I think that it isn't long before an artificial general intelligence (an AI with superhuman intelligence) will exist. Why do I think that? Because we've got all the pieces; we just have to put them together. (By pieces, I mean technologies.) Here is a short list of the technologies that could be used to create an AGI (artificial general intelligence).
1. 1 petaflop of processing power.
2. A neocortex-inspired neural network.
3. A general-purpose function approximator.
I will now justify the suitability and existence of each one of these technologies.
One petaflop of processing power:
A petaflop of processing power? No one said an AGI needs to run on a commercial computer. It can run on one of the world's hundred most power super computers. I recommend you take a look on Top500.
As to why a petaflop would be enough, I have this equation.

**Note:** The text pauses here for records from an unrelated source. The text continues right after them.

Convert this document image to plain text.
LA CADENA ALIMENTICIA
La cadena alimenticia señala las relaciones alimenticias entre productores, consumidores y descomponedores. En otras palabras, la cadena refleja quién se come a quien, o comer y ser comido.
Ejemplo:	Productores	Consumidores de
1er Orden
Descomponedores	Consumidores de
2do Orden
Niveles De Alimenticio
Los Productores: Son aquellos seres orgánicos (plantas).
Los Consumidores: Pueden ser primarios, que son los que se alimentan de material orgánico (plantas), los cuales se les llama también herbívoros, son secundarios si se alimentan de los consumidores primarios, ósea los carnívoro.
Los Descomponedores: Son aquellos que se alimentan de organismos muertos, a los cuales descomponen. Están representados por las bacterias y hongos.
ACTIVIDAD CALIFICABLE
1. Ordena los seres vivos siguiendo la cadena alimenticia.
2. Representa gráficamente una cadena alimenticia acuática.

AGI = (input FLOPS + output FLOPS) * inefficiency value
input FLOPS = (resolution + tones + scores + keyboard) * frames
input FLOPS = ((1920 * 1080 * 4) + (4 * 2 * 10) + 100 + 101) * 60 = 497680860
output FLOPS = input FLOPS
output FLOPS = 497680860
inefficiency value = 1000000
AGI = (input FLOPS + output FLOPS) * inefficiency value
AGI = (497680860 + 497680860) + (497680860 + 497680860) * 1000000 = 995362715361720
I did the maths for you.
A neocortex-inspired neural network:
The neocortex is the amazing part of the brain that allows humans to reason so generally. If we could simulate it, we could create machines with far more intelligence than us one day.
The neocortex has many micro-columns. It is believed that each micro-column has identical circuitry and that this is what allows it to be so good at learning. A previous problem with neural networks is that they couldn't generalise their algorithm across their inputs; for example, an image, a document, a database, a hidden layer, a game board, object details and etc. That's fixed, now. Capsule networks have mini neural networks (capsules) that run copies of the same, simple network across inputs, greatly reducing the number of dimensions and, hence, the mapping requirements for appropriate inputs to outputs.

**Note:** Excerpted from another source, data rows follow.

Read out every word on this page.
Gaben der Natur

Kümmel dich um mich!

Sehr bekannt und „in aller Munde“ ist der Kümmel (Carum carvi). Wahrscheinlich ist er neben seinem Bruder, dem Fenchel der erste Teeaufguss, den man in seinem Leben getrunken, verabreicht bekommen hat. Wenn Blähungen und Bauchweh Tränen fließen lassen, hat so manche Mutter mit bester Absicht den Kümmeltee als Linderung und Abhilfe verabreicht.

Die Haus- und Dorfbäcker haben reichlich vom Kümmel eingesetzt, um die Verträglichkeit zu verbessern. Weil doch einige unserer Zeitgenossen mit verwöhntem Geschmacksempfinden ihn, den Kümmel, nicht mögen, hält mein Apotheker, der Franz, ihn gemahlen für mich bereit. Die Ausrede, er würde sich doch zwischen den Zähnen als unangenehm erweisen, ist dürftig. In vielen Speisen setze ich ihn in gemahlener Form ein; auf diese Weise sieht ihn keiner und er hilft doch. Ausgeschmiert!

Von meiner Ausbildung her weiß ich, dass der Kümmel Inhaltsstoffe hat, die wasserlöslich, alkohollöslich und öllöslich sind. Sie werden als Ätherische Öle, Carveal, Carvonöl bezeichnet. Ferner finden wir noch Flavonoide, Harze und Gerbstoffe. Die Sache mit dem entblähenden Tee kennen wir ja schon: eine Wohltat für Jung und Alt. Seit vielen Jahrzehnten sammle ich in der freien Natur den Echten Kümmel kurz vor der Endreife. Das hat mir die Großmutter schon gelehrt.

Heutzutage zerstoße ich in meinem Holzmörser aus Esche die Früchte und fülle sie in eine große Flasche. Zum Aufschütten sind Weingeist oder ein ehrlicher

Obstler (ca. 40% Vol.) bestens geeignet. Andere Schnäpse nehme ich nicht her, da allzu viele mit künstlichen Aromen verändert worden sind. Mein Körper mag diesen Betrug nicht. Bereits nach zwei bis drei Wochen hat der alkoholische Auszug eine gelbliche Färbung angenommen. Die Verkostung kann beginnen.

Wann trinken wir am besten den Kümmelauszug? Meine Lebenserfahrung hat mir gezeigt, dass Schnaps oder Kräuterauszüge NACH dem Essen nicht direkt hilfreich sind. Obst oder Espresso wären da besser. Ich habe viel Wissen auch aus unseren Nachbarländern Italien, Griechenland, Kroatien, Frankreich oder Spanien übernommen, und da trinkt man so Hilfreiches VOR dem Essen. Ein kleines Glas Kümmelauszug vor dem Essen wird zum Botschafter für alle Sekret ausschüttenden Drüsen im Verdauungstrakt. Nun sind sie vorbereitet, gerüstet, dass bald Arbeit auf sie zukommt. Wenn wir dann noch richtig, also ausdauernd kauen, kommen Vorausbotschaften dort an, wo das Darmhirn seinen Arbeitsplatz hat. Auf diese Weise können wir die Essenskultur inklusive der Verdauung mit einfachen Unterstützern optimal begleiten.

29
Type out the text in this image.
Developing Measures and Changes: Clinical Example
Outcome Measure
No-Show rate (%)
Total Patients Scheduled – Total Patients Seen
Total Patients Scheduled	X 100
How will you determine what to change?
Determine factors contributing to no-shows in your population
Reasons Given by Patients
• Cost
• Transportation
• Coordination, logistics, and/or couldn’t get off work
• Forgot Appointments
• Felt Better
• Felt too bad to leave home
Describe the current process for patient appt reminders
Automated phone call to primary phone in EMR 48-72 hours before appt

A general-purpose function approximator:
Imagine if we had a "magical" type of program that can take any example inputs, with any example outputs, and create a fast and competent function that turns similar inputs into their appropriate output counterparts, given high enough computer specifications. We could give that type of program examples of general, adaptive and fast-learning behaviour and examples of exponentially improving that behaviour over time and, guess what? We'd have a generalised intelligence that would keep getting smarter until it reached its computational limit; an intelligence we call a general artificial intelligence if it achieves superhuman intelligence.
We have this very same "magical" type of program in real life. Given a few hundred thousand examples, generative adversarial neural networks can approximate a function, like the human brain, given only its input/output mappings. It does this with two neural networks. A generator network produces a generated output before a discriminator network is input either the generated output or the example output at random and produces a score. The discriminator network optimises the score to predict whether it sees the generated or the example output as accurately as possible, so it is motivated to become better at telling the generated output from the example output. However, the generator network optimises the score to predict whether the discriminator network sees the generated or the example output as innaccurately as possible, so it is motivated to create the most convincing (to the discriminator) forgery of the example as possible. The two networks push each other to generate and discriminate more and more convincing outputs.
A closing challenge:
If you disagree with me, please prove me wrong. Please check your reasoning a few times and share it here if you deem it flawless.